2.1 Sayyed Mahmud Taleghani
2.1.1 Sejarah Sayyed Mahmud Taleghani
Sayyid Mahmud Taleghani
dilahirkan di desa Golyard, distrik Taligan, Iran Utara. Dia merupakan salah
satu Teolog reformis Muslim dan merupakan salah satu senior Syi’ah Ulama dari
Iran. Taleghani adalah seorang pemimpin kontemporer dari revolusi Iran, dan pemimpin
syi’ah Iran dalam gerakan perlawanan terhadap pro barat. Ia telah digambarkan
sebagai salah satu wakil dari kumpulan ulama syi’ah yang memadukan antara
syi’ah dengan marxis, dengan harapan agar dapat bersaing dengan gerakan-gerakan
pendukung kaum muda selama tahun 1960-an sampai pada tahun 1970-an. Beliau
memiliki pengaruh besar di Iran dengan memberikan pengajaran dan penafsiran
ayat-ayat Al Qur’an.

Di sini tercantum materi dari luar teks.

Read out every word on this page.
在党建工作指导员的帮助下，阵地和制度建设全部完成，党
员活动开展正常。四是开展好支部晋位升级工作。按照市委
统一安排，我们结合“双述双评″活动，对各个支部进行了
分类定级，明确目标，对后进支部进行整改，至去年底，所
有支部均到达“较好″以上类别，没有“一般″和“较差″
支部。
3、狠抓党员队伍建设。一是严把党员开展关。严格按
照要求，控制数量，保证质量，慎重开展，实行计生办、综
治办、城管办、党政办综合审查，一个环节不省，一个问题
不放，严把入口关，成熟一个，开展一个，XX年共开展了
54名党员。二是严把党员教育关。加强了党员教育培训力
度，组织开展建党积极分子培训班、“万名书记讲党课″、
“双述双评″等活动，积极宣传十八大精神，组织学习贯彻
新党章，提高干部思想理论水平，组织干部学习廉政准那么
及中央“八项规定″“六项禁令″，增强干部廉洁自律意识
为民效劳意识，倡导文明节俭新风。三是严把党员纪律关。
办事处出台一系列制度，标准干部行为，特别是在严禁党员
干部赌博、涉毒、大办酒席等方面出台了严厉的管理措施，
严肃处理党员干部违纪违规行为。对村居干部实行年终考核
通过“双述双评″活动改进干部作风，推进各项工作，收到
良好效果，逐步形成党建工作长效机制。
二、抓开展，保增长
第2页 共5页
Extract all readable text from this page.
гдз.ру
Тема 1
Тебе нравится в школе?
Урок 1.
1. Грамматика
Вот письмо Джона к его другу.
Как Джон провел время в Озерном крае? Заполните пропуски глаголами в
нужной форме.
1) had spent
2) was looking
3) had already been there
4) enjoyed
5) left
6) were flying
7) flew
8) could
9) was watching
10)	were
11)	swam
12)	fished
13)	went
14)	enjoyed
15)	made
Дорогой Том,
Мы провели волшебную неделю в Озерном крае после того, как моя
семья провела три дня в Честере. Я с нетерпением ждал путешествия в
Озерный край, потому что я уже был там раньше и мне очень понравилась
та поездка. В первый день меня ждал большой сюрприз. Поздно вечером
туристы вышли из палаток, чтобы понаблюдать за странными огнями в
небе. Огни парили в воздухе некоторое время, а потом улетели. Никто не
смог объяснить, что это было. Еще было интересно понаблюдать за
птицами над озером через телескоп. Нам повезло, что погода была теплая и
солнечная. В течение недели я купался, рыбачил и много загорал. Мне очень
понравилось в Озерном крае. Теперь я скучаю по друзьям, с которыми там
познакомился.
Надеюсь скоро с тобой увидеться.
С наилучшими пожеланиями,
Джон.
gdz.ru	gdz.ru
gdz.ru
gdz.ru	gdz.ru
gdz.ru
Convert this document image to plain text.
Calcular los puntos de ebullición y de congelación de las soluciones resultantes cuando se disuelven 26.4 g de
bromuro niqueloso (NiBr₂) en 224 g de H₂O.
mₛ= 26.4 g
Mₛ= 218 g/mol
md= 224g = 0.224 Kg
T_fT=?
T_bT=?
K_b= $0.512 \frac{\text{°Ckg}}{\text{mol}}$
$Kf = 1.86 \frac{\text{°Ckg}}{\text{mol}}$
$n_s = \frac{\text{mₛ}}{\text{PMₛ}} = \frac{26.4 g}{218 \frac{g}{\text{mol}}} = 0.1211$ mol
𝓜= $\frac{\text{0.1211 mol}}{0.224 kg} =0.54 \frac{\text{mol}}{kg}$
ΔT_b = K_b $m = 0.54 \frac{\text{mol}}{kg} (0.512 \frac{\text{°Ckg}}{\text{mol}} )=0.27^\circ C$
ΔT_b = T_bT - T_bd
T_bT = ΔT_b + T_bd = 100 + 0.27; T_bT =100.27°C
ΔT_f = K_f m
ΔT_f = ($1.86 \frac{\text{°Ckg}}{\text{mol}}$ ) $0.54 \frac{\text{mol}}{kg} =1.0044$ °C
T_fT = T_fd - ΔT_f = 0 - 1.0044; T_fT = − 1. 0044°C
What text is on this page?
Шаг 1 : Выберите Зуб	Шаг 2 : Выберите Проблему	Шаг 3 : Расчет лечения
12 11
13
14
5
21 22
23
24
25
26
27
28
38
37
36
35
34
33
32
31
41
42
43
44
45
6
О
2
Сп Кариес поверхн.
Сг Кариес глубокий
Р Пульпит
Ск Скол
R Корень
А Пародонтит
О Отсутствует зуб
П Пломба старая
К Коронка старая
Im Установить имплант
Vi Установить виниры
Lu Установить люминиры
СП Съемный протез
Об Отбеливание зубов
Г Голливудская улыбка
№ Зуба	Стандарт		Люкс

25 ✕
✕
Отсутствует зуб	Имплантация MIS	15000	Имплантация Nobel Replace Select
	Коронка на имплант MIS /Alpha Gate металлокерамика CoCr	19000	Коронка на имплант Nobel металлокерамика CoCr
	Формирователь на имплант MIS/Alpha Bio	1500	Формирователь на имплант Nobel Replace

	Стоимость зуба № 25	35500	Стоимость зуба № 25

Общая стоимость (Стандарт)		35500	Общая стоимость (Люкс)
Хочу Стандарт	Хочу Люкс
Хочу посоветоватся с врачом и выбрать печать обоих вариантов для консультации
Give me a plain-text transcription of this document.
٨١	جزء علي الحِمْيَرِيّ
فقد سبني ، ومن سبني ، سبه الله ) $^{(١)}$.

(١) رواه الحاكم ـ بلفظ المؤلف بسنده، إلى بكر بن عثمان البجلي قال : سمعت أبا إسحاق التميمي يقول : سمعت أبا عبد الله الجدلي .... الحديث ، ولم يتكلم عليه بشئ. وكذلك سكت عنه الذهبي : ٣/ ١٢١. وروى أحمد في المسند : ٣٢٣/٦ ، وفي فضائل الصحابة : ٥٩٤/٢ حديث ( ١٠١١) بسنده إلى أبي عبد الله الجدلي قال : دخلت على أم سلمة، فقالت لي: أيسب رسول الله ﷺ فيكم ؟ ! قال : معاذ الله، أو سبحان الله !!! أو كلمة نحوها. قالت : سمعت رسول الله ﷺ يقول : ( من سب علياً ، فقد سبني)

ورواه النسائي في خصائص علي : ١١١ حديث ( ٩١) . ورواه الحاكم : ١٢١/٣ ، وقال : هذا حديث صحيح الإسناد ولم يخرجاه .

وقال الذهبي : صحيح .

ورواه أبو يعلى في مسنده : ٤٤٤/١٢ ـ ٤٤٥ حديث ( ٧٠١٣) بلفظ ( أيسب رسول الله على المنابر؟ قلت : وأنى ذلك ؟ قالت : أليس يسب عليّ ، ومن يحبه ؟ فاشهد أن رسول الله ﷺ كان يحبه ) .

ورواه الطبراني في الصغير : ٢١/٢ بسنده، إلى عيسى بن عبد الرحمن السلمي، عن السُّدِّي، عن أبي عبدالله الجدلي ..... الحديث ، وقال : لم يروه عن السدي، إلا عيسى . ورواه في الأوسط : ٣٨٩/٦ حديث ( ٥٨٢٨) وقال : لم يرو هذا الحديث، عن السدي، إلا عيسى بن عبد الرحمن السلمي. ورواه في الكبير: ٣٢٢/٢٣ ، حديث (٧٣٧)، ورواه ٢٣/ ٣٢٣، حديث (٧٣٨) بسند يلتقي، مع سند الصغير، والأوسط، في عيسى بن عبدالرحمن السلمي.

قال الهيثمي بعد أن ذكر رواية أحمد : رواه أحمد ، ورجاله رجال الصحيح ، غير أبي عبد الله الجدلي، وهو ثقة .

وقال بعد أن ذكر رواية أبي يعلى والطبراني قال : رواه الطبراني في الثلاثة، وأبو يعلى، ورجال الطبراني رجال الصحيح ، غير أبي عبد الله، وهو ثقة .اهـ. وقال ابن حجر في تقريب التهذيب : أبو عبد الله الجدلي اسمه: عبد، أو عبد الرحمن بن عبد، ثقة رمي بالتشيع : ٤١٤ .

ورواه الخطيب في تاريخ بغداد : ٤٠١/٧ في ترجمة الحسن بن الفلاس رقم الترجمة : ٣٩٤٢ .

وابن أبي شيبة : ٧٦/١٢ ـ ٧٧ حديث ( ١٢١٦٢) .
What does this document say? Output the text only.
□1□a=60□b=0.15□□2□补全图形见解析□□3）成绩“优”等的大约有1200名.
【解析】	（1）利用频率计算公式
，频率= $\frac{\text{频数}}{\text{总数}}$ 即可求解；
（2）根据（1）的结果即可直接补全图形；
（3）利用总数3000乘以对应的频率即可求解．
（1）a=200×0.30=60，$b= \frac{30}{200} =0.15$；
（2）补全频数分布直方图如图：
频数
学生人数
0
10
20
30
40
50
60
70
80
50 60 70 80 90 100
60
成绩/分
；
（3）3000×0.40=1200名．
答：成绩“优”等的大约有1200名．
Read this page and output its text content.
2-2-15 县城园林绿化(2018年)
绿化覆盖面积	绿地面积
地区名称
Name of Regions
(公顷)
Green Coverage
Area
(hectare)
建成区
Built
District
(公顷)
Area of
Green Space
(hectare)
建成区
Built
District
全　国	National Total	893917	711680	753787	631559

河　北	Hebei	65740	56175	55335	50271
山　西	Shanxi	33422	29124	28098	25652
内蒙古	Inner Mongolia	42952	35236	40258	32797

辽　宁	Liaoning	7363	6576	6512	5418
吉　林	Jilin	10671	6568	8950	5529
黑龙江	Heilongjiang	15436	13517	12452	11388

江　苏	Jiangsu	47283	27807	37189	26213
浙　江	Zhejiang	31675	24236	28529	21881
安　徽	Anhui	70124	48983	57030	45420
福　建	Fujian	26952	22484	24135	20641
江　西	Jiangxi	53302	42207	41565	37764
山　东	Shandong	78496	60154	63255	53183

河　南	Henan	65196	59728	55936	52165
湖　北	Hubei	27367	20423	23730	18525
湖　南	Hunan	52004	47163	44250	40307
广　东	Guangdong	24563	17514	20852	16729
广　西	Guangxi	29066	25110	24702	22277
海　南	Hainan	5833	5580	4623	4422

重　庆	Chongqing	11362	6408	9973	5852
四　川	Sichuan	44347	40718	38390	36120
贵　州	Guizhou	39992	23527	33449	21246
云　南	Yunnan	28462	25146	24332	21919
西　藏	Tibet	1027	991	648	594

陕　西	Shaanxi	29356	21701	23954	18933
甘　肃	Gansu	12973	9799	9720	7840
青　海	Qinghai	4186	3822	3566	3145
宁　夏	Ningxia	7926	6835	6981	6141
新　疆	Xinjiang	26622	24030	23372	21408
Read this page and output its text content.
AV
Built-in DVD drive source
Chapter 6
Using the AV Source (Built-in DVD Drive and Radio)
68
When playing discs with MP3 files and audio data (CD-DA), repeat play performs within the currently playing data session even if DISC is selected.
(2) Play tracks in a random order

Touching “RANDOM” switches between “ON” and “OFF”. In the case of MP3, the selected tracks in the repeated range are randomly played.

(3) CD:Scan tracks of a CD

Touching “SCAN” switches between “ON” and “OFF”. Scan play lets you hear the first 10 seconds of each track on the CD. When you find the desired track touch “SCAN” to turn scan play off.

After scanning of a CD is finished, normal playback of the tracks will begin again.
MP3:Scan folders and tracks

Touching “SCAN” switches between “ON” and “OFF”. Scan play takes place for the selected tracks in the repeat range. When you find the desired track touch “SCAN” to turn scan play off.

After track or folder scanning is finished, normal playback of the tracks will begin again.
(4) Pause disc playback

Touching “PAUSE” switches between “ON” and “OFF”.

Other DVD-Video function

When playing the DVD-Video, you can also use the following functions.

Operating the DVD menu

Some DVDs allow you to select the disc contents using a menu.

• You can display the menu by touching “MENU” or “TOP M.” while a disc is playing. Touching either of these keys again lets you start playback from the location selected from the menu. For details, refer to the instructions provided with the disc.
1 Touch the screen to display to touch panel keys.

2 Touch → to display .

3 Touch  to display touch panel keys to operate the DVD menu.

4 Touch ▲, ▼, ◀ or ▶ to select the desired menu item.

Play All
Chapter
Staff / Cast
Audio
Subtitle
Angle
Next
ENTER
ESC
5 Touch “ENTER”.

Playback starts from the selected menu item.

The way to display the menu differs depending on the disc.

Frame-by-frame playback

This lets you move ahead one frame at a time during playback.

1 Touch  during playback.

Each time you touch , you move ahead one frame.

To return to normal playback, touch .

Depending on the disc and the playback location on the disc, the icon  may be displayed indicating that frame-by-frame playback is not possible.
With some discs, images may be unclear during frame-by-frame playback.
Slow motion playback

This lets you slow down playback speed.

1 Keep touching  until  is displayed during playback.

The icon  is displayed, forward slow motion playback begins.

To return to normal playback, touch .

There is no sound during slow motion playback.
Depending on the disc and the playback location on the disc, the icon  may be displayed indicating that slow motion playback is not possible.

Sehingga sebagian besar Revolusioner Muslim adalah
Murid-murid nya.
Dengan dasar yang beliau
peroleh dari Masjid Hidayah, ia berupaya memberikan pemahaman yag benar tentang
Islam melalui penyegaran penafsiran Al Qur’an, sementara pada waktu yang sama,
ia membicarakan isu – isu sosial, politik, dan ekonomi dari perspektif Islam.
Secara umum, tulisan – tulisannya mengambarkan pemikiran syiah mainstream,
tetapi berbeda dalam hal penerapannya. Dengan mengutip Al Qur’an , hadis ,
ucapan imam syiah dan para mujtahidun terkemuka, pemikiran Taleghani selalu
merefleksikan keinginan dan kepercayaannya pada keadilan ekonomi dan kebebasan
sosio – ekonomi.
Taleghani mengemukan
Islam sebagai alternatif, khususnya mengenai kepemilikan dan sistem ekonomi.
Taleghani meninggal dunia pada bulan September 1979. Ia senantiasa dikenang
sebagai seorang ahli dan pemimpin yang luar biasa, banyak terjadi emosi dan
konflik sebelum dan selama pemakaman, dan banyak terjadi perubahan untuk
moderasi dan pemikiran progresif dalam revolusi.
2.1.2 Pemikiran Ekonomi
Taleghani
Manusia
mengemban peranan sentral di dalam pemikiran ekonomi. Karakter manusia, menurut
Taleghani memiliki dua aspek yakni prinsip internal mencakup keinginannya akan
harta, dan dorongan eksternal (yang berubah-ubah) disebabkan oleh kondisi
lingkungan dan ekonomi. Oleh karena keinginan akan kekayaan merupakan insting
alamiah. Maka taleghani menyatakan bahwa ekonomi Islam berhubungan dengan
melihat dan menyatakan batas-batas keinginan. Ekonomi Islam meliputi pelatihan
etika, penilaian intelektual, serta mencakup ajaran-ajaran agama dan social.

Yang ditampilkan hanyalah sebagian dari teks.